Executive Functioning Challenges – As a parent of an ASD child, how do your skills measure up?

by | Oct 12, 2023

A large portion of autistic children have executive functioning difficulties.  Executive functioning?  What does that even mean??? Executive functioning deals with skills such as planning, staying organized, sequencing information, and self-regulating emotions.  These skills are vital for day-to-day living.  Skills that we can help our kiddos with by incorporating aids such as visual schedules and time timers.

These aids assist our children in staying organised and planning what’s next.  It also plays a vital role in self-regulation as our kids know what to expect next.  They can clearly see what’s on for the day, what to expect and therefore they can manage their expectations accordingly.

As parents of special needs kids, we often talk about how we can improve the executive functioning of our children, however, I want to talk to you about something completely different today.

What about the executive functioning skills of the parent?

As mums of autistic children what are our executive functioning skills like?  Good, bad or non-existent?

As a sleep deprived mum, planning and staying organised were super hard for me.  I was completely dysregulated, I either didn’t have the time nor the mental bandwidth to be able to stay on top of what I needed to do that day let alone in the coming weeks or months.

Trying to schedule multiple allied health appointments was more than I could handle.  Trying to figure out what my child would eat, how to get him changed without having world war 3 erupt and trying to get him in the car to kinder was sometimes more than I could handle.

So, I ask you – If you were sleep deprived, dysregulated and exhausted, how do you think your executive functioning skills would cope?

One major element that I consider when talking to my clients is their fight, flight or freeze response.  A response that is so high they could be triggered at any given time.

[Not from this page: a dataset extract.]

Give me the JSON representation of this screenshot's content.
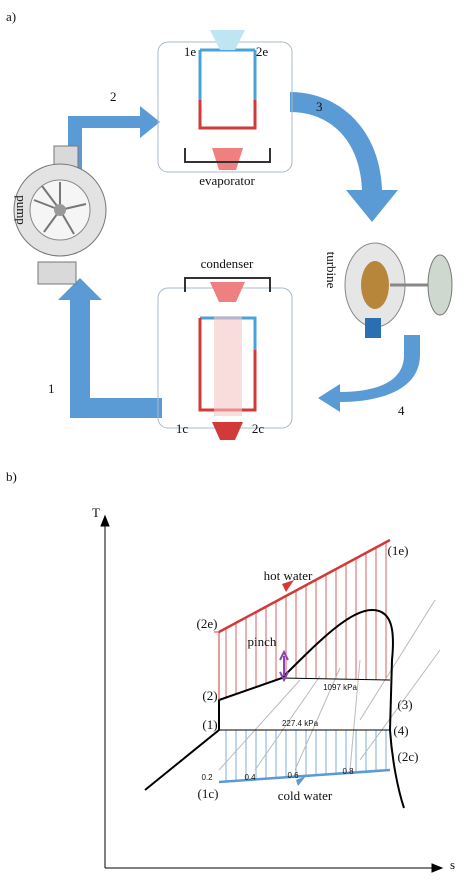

Explode at any given moment because they are so highly dysregulated.

We, as parents, give our children the tools and resources when they are dysregulated, what are we giving to ourselves?  Some tips that have helped my clients is keeping a journal of the following questions:

1. Did I have uninterrupted sleep last night?

2. How many hours of sleep did I get?

3. Have I done any exercise today?

4. How much water have I consumed today?

5. What’s one thing that will bring me joy right now? Listen to music, listen to a podcast/audiobook, dance, eat a treat, call a friend.

 

Answering these questions on a daily basis, helps bring awareness to yourself, your partner and gives you a very clear outline of how you can manage your expectations.

Staying in the fight, flight or freeze mode long term can cause chronic stress and lead to a host of problems.  Ultimately, after working with my clients I would expect them to dip in and out of fight, flight or freeze mode but not to live there.